One of the key changes introduced by the amendment is the creation of a prior-intimation mechanism for non-commercial manufacture of lower-risk drugs. Previously, all manufacturing activities, including those intended solely for analytical testing or non-clinical research, required a full application in Form CT-10 and regulatory approval before commencement. Under the amended rules, manufacture of drugs meant for analytical and non-clinical testing can proceed on the basis of a prior intimation that is acknowledged online by the Central Licensing Authority. This replaces the earlier testing licence requirement for such activities. However, the prior-intimation route is not available for specified high-risk categories. Sex hormones, cytotoxic drugs, beta-lactam antibiotics, biologics containing live microorganisms, and narcotic or psychotropic substances remain subject to the full approval process. The distinction reflects a risk-proportionate regulatory approach.

Halved Review Timelines

The amendment reduces the regulatory review period for clinical trial applications from 90 working days to 45 working days. This is a substantial reduction that brings India's approval timelines closer to those in comparable regulatory jurisdictions. The 90-day timeline had been a persistent point of concern for pharmaceutical companies and clinical research organisations, as delays in trial approval directly affect time-to-market for new drugs and India's attractiveness as a site for global clinical trials. The compressed timeline applies to the CDSCO's review of applications, and the clock starts from the date of a complete submission. Applicants should note that the quality and completeness of the initial application will become even more critical, as any deficiency that requires resubmission will reset the timeline.

Simplified Bioavailability and Bioequivalence Studies

The amendment also streamlines the approval process for certain low-risk Bioavailability (BA) and Bioequivalence (BE) studies. These studies, which are essential for generic drug approvals and are typically lower in risk than full clinical trials, can now proceed under a prior-intimation mechanism rather than requiring prior regulatory approval. This change is expected to accelerate the generic drug pipeline, as BA/BE studies are a routine step in the approval of every generic formulation. The prior-intimation route for BA/BE studies is subject to the same exclusions as the non-commercial manufacture pathway: high-risk drug categories remain outside its scope. The amendment aims to allow the regulator to focus its review resources on genuinely novel and higher-risk applications.
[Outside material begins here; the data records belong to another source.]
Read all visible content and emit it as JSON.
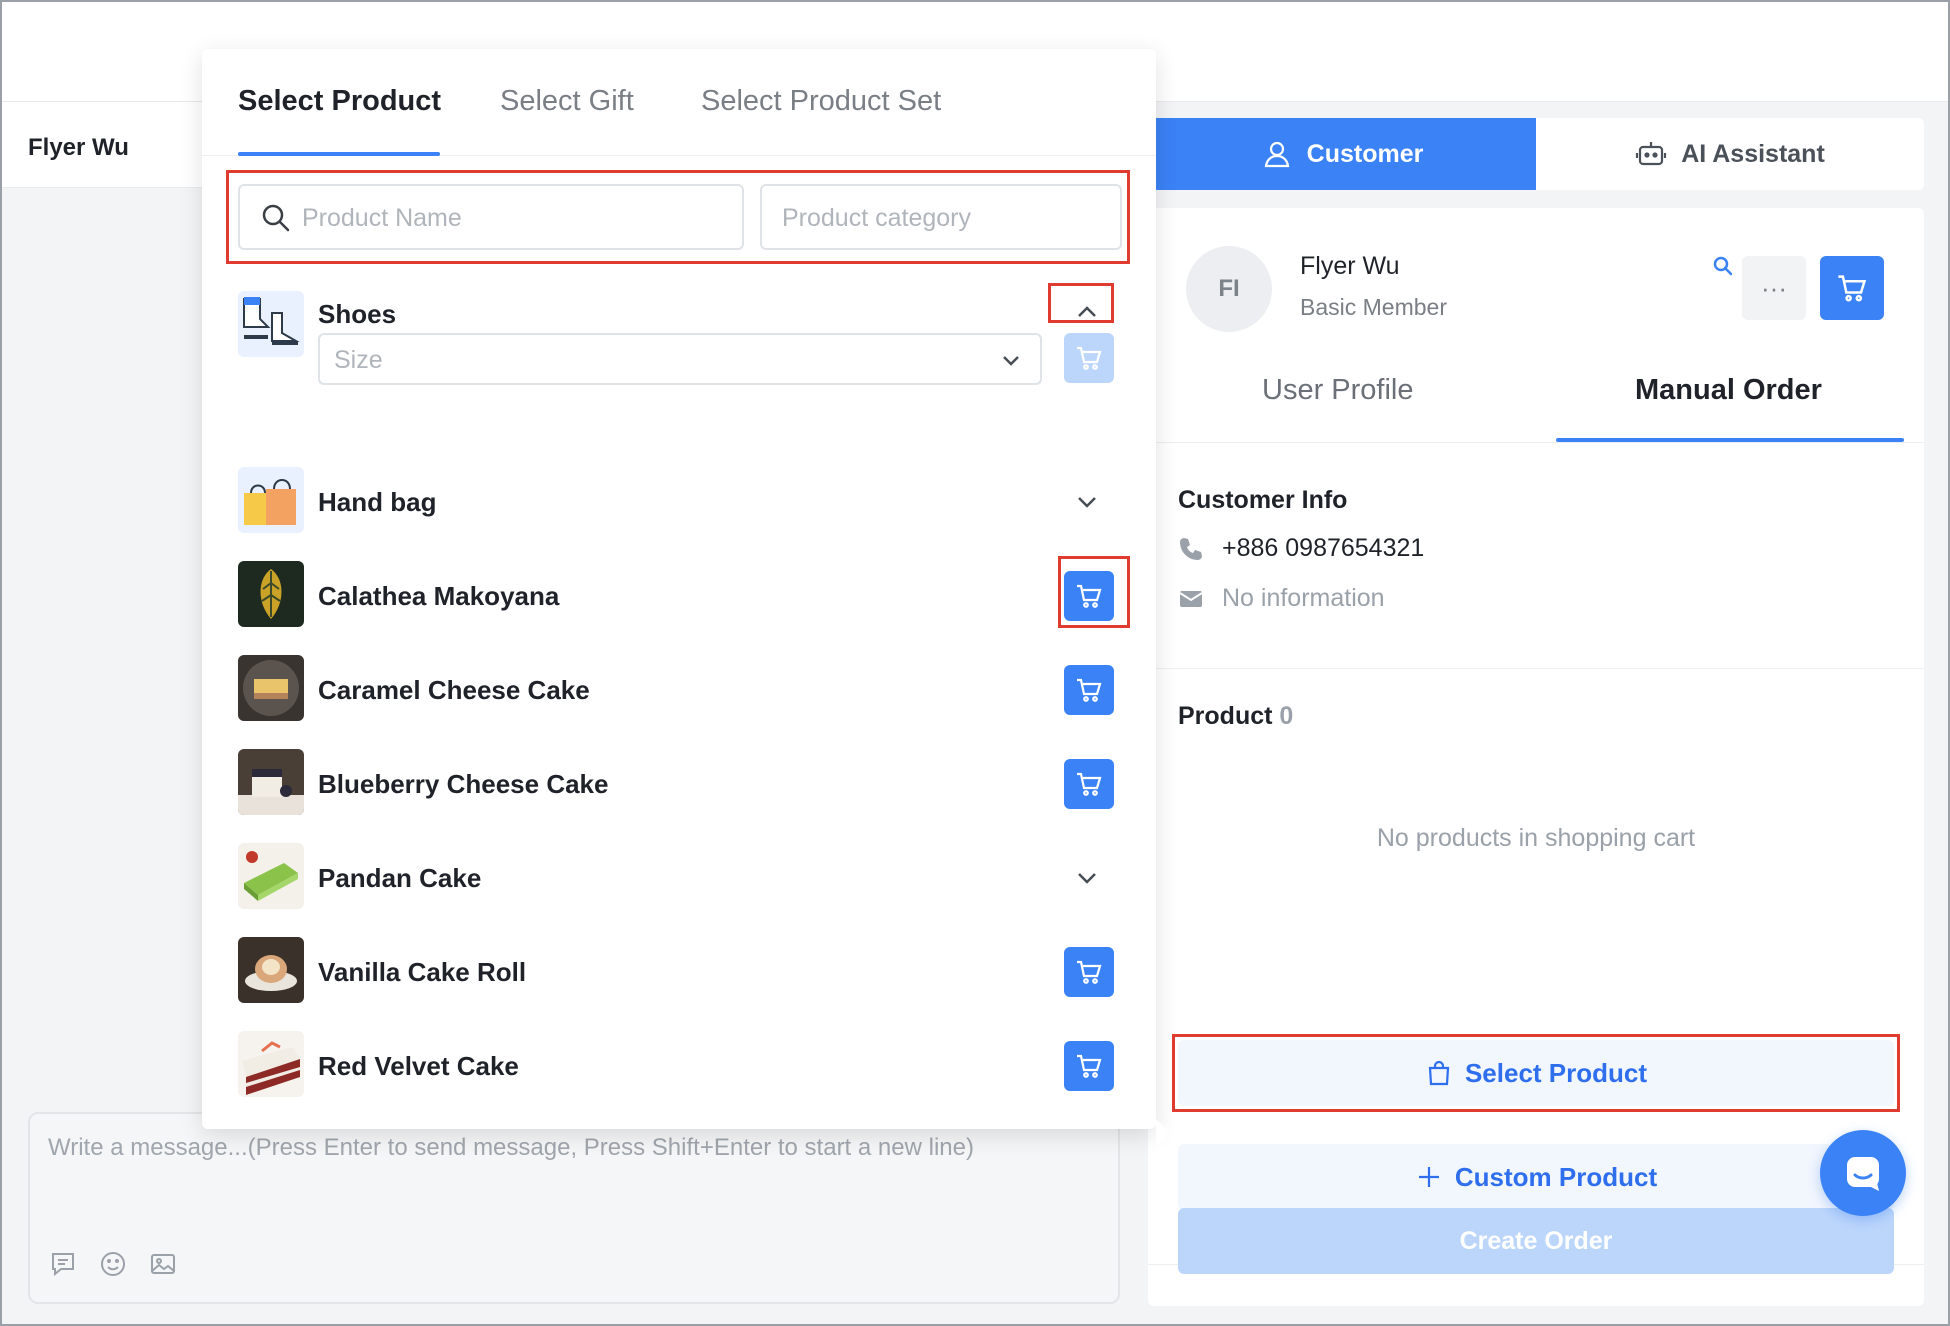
{
  "chat": {
    "contact_name": "Flyer Wu",
    "composer_placeholder": "Write a message...(Press Enter to send message, Press Shift+Enter to start a new line)",
    "tool_icons": [
      "template-icon",
      "emoji-icon",
      "image-icon"
    ]
  },
  "product_picker": {
    "tabs": [
      {
        "label": "Select Product",
        "active": true
      },
      {
        "label": "Select Gift",
        "active": false
      },
      {
        "label": "Select Product Set",
        "active": false
      }
    ],
    "search": {
      "name_placeholder": "Product Name",
      "category_placeholder": "Product category"
    },
    "items": [
      {
        "label": "Shoes",
        "control": "collapse",
        "size_placeholder": "Size"
      },
      {
        "label": "Hand bag",
        "control": "expand"
      },
      {
        "label": "Calathea Makoyana",
        "control": "cart"
      },
      {
        "label": "Caramel Cheese Cake",
        "control": "cart"
      },
      {
        "label": "Blueberry Cheese Cake",
        "control": "cart"
      },
      {
        "label": "Pandan Cake",
        "control": "expand"
      },
      {
        "label": "Vanilla Cake Roll",
        "control": "cart"
      },
      {
        "label": "Red Velvet Cake",
        "control": "cart"
      }
    ]
  },
  "side_panel": {
    "tabs": {
      "customer": "Customer",
      "ai": "AI Assistant"
    },
    "customer": {
      "initials": "FI",
      "name": "Flyer Wu",
      "tier": "Basic Member",
      "more_label": "···"
    },
    "sub_tabs": {
      "profile": "User Profile",
      "order": "Manual Order"
    },
    "info": {
      "title": "Customer Info",
      "phone": "+886 0987654321",
      "email": "No information"
    },
    "product": {
      "title": "Product",
      "count": "0",
      "empty": "No products in shopping cart",
      "select_label": "Select Product",
      "custom_label": "Custom Product",
      "create_label": "Create Order"
    }
  },
  "colors": {
    "accent": "#3b82f6",
    "highlight": "#e03b2f",
    "disabled": "#bcd6fb"
  }
}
Industry Impact and Competitive Positioning

India is the world's largest supplier of generic medicines by volume and a significant destination for clinical research. However, regulatory timelines have historically been cited as a competitive disadvantage compared to jurisdictions like Singapore, South Korea, and parts of the European Union. The 2026 amendment addresses this directly. Faster approvals are expected to attract more global pharmaceutical companies to conduct clinical trials in India, potentially increasing foreign direct investment in the sector. For domestic generic manufacturers, the streamlined BA/BE process will shorten the development cycle for new formulations. Contract research organisations operating in India stand to benefit from increased trial volumes.

Practical Takeaways

Pharmaceutical companies and CROs should update their regulatory strategy documents and project timelines to reflect the new 45-day review period. Internal SOPs for application preparation should be revised to ensure first-time completeness, as the shorter timeline increases the importance of a clean initial filing. Regulatory affairs teams should identify which of their ongoing or planned activities qualify for the prior-intimation route and transition those accordingly. Companies working with high-risk drug categories should note that the full approval process remains unchanged for them. Legal counsel advising pharma clients should review existing contracts and collaboration agreements to determine whether the new timelines affect any milestone-based obligations.